Я поехал другой дорогой, и он не стал возражать. Спустился к зерновому элеватору и выехал на грунтовую дорогу, проложенную вдоль берега речки Саксюм-эльв. Шесть лишних километров, зато там никто не живет, и свастика обращена к отвесному обрыву.

– Это Бормотун был, – сказал я дедушке.

Но старик все так же смотрел на реку, и я посчитал, что он изо всех сил старается сделать то, что действительно умел: заставить себя забыть.

Небо за овчарней потемнело. Я прошел через двор и уселся на ступеньки крыльца своего домишки. «Мерседес» стоял под наклонным въездом на сеновал. Дедушка ушел к себе.

Мне никогда не нравились нытики. Почти все как-то разрешается. Этому помогают табак и кофе. Табак, кофе, ну и еще раскрыть карты.

Если у тебя двойка треф и тройка бубен, тогда что ж тут поделаешь – сегодня ты проиграл. Жаловаться можно, только если тебе достались четыре карты, когда ты должен был получить пять.

В воздухе пахло дождем, и я ждал его. Накатывающего вдоль склона долины сплошняком льющего шквала, очищающего все вокруг. Я хотел дождя, я хотел поставить вариться кофе, выйти на свою застекленную веранду, слушать, как капли барабанят по крыше, которую я сам и крыл, а самому сидеть в тепле, наслаждаясь кофе и сигаретой.

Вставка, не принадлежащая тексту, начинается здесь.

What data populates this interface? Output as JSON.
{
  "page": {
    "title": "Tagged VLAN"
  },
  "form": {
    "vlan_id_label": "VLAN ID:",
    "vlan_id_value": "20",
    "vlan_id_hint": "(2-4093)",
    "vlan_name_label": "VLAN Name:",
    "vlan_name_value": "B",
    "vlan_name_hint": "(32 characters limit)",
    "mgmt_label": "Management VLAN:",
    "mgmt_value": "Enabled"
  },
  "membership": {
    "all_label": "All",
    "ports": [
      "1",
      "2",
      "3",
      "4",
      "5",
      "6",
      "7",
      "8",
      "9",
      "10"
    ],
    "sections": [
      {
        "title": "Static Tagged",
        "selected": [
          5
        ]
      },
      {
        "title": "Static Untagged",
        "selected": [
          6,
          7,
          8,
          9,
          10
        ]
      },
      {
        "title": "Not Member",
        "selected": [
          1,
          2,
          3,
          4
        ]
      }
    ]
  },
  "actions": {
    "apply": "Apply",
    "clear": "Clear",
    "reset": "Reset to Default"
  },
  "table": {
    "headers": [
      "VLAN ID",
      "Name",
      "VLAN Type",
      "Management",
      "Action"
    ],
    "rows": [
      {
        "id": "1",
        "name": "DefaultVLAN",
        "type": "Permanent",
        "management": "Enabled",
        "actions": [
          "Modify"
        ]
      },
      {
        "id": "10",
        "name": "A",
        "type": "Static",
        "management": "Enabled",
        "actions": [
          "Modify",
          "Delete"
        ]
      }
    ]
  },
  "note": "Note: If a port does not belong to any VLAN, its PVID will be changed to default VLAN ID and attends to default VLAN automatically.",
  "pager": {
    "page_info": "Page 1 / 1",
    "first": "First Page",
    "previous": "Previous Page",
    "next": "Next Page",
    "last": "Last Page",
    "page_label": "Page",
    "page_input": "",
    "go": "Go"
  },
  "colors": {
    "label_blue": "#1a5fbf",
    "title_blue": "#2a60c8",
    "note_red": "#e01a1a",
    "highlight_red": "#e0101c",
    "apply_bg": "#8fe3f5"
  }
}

Я пошел к амбару и накрыл брезентом циркулярную пилу. На предыдущей неделе я заменил ветровые доски и доски стропил, и теперь оставалось только покрасить их. Этим я мог заняться после выходных.

Собирался дождь. Хороший дождь. Я чувствовал это по запаху. Не слишком резкий и не злой, а такой, который зарядит надолго и хорошо пропитает землю. Этим вечером я готовился отбуксировать поливальную установку на северное поле, но теперь это было ни к чему. Я скинул с себя ботинки и натянул грубые носки из шерсти. Пока в кофеварке булькало, убрал с кухонного стола. Вытер его тряпочкой и достал посылку.

Фотосервис Осло знал свое дело, и это было понятно даже в Саксюме. Коричневый скотч охватывал коробку туго и ровно. Мое имя было отпечатано на принтере и франкировано красивыми почтовыми марками, а бланк наложенного платежа был заполнен без сокращений.

Я вскрыл коробку, обнаружил в ней еще одну, и вынул из нее объектив, замотанный в мягкую белую бумагу.

«Лейка Эльмарит» 21 мм. Широкоугольный.

Тяжелый какой! Фокусировка тугая. Непостижимо меняющиеся цвета стеклянной насадки. Шелковисто-матовый лак, глубокие бороздки гравировок, показывающих настройки расстояния и диафрагмы.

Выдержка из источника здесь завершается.